Le site BASF de Ludwigshafen, dans le Land de Rhénanie-Palatinat, en Allemagne, est le plus grand complexe chimique du monde exploité par une seule entreprise. Au bord du Rhin, large de plus de 250 mètres à cet endroit, une forêt métallique s’étend à perte de vue. C’est un gigantesque réseau de tuyaux gris, coudés, étroitement imbriqués, portés par des kilomètres d’échafaudages. Ici, toutes les installations chimiques sont connectées entre elles pour utiliser au mieux l’énergie.

Surplombant cet entrelacs, des dizaines de colonnes de distillation donnent à l’ensemble des allures de Manhattan. Depuis cent cinquante ans, le complexe chimique rhénan est une pièce centrale et indispensable de la puissance industrielle allemande. A Ludwigshafen, dans ces tuyaux, on domestique jour et nuit la matière. Le cœur du complexe, ce sont deux énormes installations, appelées « steamcracker » (vapocraqueur), qui effectuent une des opérations principales en pétrochimie.

« On soumet les hydrocarbures à la chaleur et à la vapeur d’eau pour les décomposer et en faire des composés chimiques de base, qui seront ensuite retransformés », explique le porte-parole de BASF qui nous accompagne. Le processus nécessite de très grandes quantités de chaleur, produite à partir du gaz, qui est en chimie à la fois une énergie et une matière première.
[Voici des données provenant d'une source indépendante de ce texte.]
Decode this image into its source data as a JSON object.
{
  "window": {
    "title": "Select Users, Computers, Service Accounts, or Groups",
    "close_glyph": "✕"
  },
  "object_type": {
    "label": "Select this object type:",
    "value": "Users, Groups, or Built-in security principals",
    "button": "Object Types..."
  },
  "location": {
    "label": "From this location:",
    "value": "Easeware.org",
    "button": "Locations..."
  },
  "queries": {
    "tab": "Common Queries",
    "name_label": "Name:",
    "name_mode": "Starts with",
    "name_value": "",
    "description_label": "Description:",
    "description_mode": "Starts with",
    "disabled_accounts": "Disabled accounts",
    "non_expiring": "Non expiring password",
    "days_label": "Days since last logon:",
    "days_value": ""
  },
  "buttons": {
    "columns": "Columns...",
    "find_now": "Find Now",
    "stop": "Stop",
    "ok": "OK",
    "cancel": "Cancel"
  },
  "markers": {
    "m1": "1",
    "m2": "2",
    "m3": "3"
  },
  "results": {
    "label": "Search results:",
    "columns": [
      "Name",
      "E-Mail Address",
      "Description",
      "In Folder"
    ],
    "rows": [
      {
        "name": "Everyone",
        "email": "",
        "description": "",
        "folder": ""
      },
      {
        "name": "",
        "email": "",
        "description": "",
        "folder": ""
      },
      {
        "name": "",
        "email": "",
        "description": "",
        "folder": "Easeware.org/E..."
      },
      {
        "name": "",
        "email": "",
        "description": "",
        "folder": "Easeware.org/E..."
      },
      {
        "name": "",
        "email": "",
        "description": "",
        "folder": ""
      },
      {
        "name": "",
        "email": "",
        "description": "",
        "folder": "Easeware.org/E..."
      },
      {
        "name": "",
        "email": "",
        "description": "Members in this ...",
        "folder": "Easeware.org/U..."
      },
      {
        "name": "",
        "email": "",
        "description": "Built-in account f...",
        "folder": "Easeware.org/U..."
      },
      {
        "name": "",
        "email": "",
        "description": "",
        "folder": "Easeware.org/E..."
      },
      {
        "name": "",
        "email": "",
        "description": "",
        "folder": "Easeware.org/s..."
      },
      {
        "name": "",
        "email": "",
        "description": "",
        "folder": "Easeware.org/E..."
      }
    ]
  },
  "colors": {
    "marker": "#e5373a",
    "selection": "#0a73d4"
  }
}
Sur le site sont fabriqués 220 000 produits chimiques, des matières aussi variées qu’indispensables à notre quotidien : les composés de base pour la pharmacie, les agents de lavage pour les produits d’entretien et cosmétiques, les plastiques – ceux des emballages, des pare-chocs, des textiles synthétiques, des isolants –, les colles, les lubrifiants des machines, la peinture des carrosseries, l’ammoniaque pour les engrais.

Les économistes divisés

L’industrie européenne étant très imbriquée, presque toutes les branches européennes, y compris l’automobile, l’agroalimentaire et la cosmétique françaises, reçoivent directement ou indirectement des produits fabriqués à Ludwigshafen. Depuis quelques jours, le site est en état d’alerte. Fin mars, face à la demande de la Russie d’être payée en roubles pour ses livraisons d’hydrocarbures, le ministère de l’économie a déclenché le niveau 1 du « plan d’urgence gaz », première étape vers un éventuel rationnement. Le directeur du complexe de Ludwigshafen, Uwe Liebelt, se prépare depuis au cas où il faudrait réduire l’activité, faute de gaz. D’après ses calculs, si l’approvisionnement en gaz baissait de 30 %, l’activité pourrait être maintenue au minimum technique. Les approvisionnements des clients seraient réduits en conséquence.